一緒に居たいと思っていたのも俺で、ラインで毎日でも話してたいと思ってるのも俺の方だけだと思ってたんだ。
ほし…柚季…さんには、ひょっとすると迷惑な時もあるんじゃないかと思って、それでも自分が抑えきれなくて、どうしようもないなと呆れてるところも多かったんだ。

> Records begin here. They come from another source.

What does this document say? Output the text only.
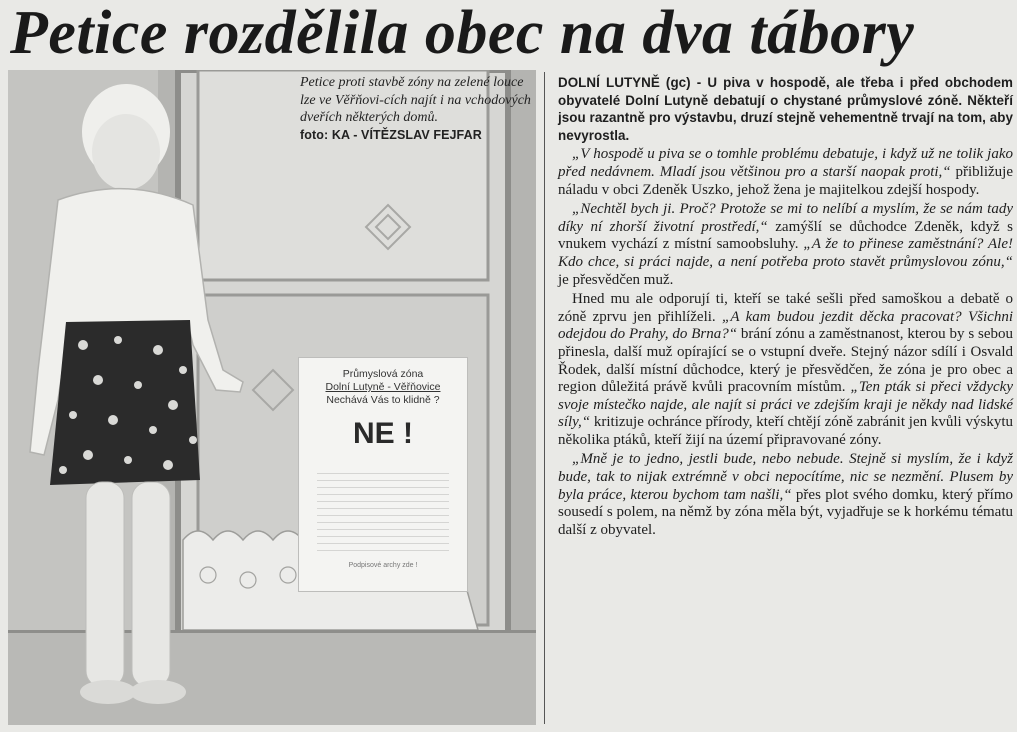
Petice rozdělila obec na dva tábory
Průmyslová zóna
Dolní Lutyně - Věřňovice
Nechává Vás to klidně ?
NE !
Podpisové archy zde !
Petice proti stavbě zóny na zelené louce lze ve Věřňovi-cích najít i na vchodových dveřích některých domů.
foto: KA - VÍTĚZSLAV FEJFAR

DOLNÍ LUTYNĚ (gc) - U piva v hospodě, ale třeba i před obchodem obyvatelé Dolní Lutyně debatují o chystané průmyslové zóně. Někteří jsou razantně pro výstavbu, druzí stejně vehementně trvají na tom, aby nevyrostla.

„V hospodě u piva se o tomhle problému debatuje, i když už ne tolik jako před nedávnem. Mladí jsou většinou pro a starší naopak proti,“ přibližuje náladu v obci Zdeněk Uszko, jehož žena je majitelkou zdejší hospody.

„Nechtěl bych ji. Proč? Protože se mi to nelíbí a myslím, že se nám tady díky ní zhorší životní prostředí,“ zamýšlí se důchodce Zdeněk, když s vnukem vychází z místní samoobsluhy. „A že to přinese zaměstnání? Ale! Kdo chce, si práci najde, a není potřeba proto stavět průmyslovou zónu,“ je přesvědčen muž.

Hned mu ale odporují ti, kteří se také sešli před samoškou a debatě o zóně zprvu jen přihlíželi. „A kam budou jezdit děcka pracovat? Všichni odejdou do Prahy, do Brna?“ brání zónu a zaměstnanost, kterou by s sebou přinesla, další muž opírající se o vstupní dveře. Stejný názor sdílí i Osvald Řodek, další místní důchodce, který je přesvědčen, že zóna je pro obec a region důležitá právě kvůli pracovním místům. „Ten pták si přeci vždycky svoje místečko najde, ale najít si práci ve zdejším kraji je někdy nad lidské síly,“ kritizuje ochránce přírody, kteří chtějí zóně zabránit jen kvůli výskytu několika ptáků, kteří žijí na území připravované zóny.

„Mně je to jedno, jestli bude, nebo nebude. Stejně si myslím, že i když bude, tak to nijak extrémně v obci nepocítíme, nic se nezmění. Plusem by byla práce, kterou bychom tam našli,“ přes plot svého domku, který přímo sousedí s polem, na němž by zóna měla být, vyjadřuje se k horkému tématu další z obyvatel.
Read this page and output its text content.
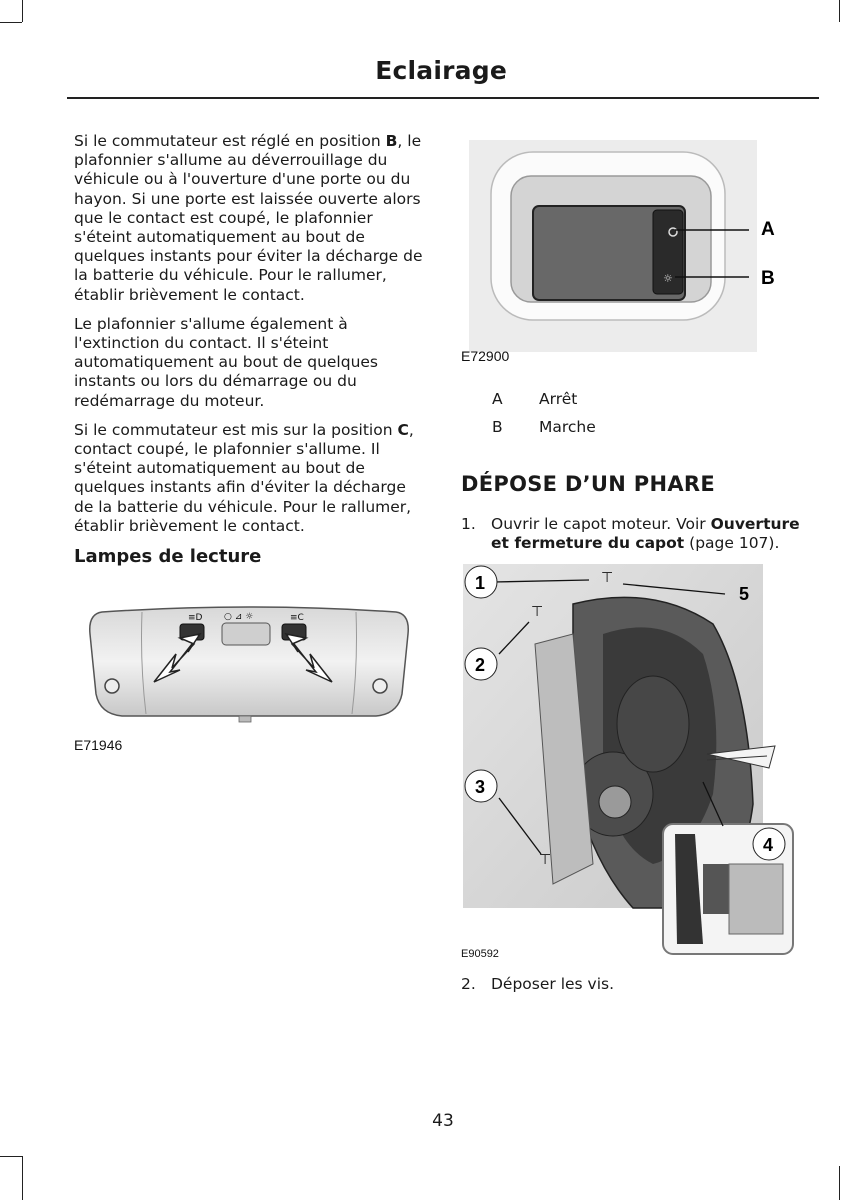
Eclairage

Si le commutateur est réglé en position B, le plafonnier s'allume au déverrouillage du véhicule ou à l'ouverture d'une porte ou du hayon. Si une porte est laissée ouverte alors que le contact est coupé, le plafonnier s'éteint automatiquement au bout de quelques instants pour éviter la décharge de la batterie du véhicule. Pour le rallumer, établir brièvement le contact.

Le plafonnier s'allume également à l'extinction du contact. Il s'éteint automatiquement au bout de quelques instants ou lors du démarrage ou du redémarrage du moteur.

Si le commutateur est mis sur la position C, contact coupé, le plafonnier s'allume. Il s'éteint automatiquement au bout de quelques instants afin d'éviter la décharge de la batterie du véhicule. Pour le rallumer, établir brièvement le contact.

Lampes de lecture
≡D ○ ⊿ ☼	≡C
E71946
☼
A
B
E72900
A Arrêt
B Marche
DÉPOSE D’UN PHARE
1. Ouvrir le capot moteur. Voir Ouverture et fermeture du capot (page 107).
⊤
⊤
⊤
1
2
3
4
5
E90592
2. Déposer les vis.
43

……でも、今の言葉を聞いて、そんな思いは全部要らなかったんだって思った。
ずっとしてきた片思いが、ようやく実りかけてる…と実感してる」
長かった…と呟く声にこっちは涙が出そうになり、それを食い止めるかの様に久保田君の服の裾を握る。
「私……」
(やっぱり間違いなく久保田君が好き……)
ラインで話している時に、ふとそんな感情に襲われてしまい、思わず何も考えずに好きだと打ちそうになった。
けれど、彼が繰り返し私にアタックしてくるものだから、それに押されているだけなのかもしれないとも思い返し、ううん…と首を横に振った。